CI/CD
You can setup traditional development, staging, and production environment in Hopsworks using Projects. A project enables you provide access control for the different environments - just like a GitHub repository, owners of projects can add and remove members of projects and assign different roles to project members - the "data owner" role can write to feature store, while a "data scientist" can only read from the feature store and create training data.
Dev, Staging, Prod#
You can create dev, staging, and prod projects - either on the same cluster, but mostly commonly, with production on its own cluster:
Versioning#
Hopsworks supports the versioning of ML assets, including:
- Feature Groups: the version of its schema - breaking schema changes require a new version and backfilling the new version;
- Feature Views: the version of its schema, and breaking schema changes only require a new version;
- Models: the version of a model;
- Deployments: the version of the deployment of a model - a model with the same version can be found in >1 deployment.

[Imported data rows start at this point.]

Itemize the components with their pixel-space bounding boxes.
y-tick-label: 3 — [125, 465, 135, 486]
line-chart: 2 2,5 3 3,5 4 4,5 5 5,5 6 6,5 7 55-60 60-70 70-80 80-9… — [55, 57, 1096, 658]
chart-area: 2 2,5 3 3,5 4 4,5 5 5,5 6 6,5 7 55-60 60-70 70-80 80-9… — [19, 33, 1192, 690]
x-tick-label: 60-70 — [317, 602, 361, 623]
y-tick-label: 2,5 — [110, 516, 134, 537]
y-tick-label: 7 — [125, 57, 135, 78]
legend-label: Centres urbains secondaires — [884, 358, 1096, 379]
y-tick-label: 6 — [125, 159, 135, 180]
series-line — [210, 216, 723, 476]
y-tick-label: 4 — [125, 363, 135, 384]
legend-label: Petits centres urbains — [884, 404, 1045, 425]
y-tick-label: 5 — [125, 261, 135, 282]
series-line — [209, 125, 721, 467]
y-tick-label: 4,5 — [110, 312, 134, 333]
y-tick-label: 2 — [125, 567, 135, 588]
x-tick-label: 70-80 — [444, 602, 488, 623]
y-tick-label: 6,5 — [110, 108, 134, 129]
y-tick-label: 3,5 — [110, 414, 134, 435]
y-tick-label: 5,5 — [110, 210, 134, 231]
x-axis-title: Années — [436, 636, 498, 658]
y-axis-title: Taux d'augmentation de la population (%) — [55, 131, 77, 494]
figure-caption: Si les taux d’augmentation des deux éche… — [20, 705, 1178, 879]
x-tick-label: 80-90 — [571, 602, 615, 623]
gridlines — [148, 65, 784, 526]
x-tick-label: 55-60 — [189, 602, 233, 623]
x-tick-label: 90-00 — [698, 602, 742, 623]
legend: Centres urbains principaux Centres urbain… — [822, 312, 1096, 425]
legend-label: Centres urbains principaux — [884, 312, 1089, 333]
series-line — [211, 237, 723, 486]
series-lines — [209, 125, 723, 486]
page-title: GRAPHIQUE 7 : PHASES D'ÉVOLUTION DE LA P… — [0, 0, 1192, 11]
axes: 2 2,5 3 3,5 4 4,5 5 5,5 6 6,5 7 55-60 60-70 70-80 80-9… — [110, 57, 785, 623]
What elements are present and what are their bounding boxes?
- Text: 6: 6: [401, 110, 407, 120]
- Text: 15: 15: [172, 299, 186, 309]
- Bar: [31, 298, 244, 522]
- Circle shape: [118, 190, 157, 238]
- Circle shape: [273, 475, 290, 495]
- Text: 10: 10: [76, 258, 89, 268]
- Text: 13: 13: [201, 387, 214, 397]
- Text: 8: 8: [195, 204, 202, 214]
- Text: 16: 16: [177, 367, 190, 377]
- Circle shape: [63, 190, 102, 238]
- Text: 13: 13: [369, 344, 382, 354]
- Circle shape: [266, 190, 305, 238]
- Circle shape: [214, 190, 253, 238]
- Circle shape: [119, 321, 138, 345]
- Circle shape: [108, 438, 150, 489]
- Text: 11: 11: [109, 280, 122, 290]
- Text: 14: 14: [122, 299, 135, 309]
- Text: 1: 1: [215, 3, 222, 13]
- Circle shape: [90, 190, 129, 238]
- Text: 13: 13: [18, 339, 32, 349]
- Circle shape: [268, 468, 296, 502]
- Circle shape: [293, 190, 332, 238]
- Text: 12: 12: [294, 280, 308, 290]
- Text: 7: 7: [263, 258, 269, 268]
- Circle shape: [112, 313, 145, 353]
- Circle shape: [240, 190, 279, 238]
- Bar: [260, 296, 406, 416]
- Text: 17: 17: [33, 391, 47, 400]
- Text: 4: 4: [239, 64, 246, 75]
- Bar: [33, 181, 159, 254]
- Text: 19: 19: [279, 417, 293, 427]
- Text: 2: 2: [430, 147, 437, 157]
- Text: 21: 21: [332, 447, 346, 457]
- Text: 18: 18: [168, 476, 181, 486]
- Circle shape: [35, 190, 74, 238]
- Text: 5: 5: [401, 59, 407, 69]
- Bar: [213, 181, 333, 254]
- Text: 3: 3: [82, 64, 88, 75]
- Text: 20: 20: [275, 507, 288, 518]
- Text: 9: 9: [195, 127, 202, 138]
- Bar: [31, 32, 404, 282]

Pytest for feature logic and feature pipeline tests#
Pytest and Great Expectations can be used for testing feature pipelines. Pytest is used to test feature logic and for end-to-end feature pipeline tests, while Great Expectations is used for data validation tests. Here, we can see how a feature pipeline test uses sample data to compute features and validate they have been written successfully, first to a development feature store, and then they can be pushed to a staging feature store, before finally being promoted to production.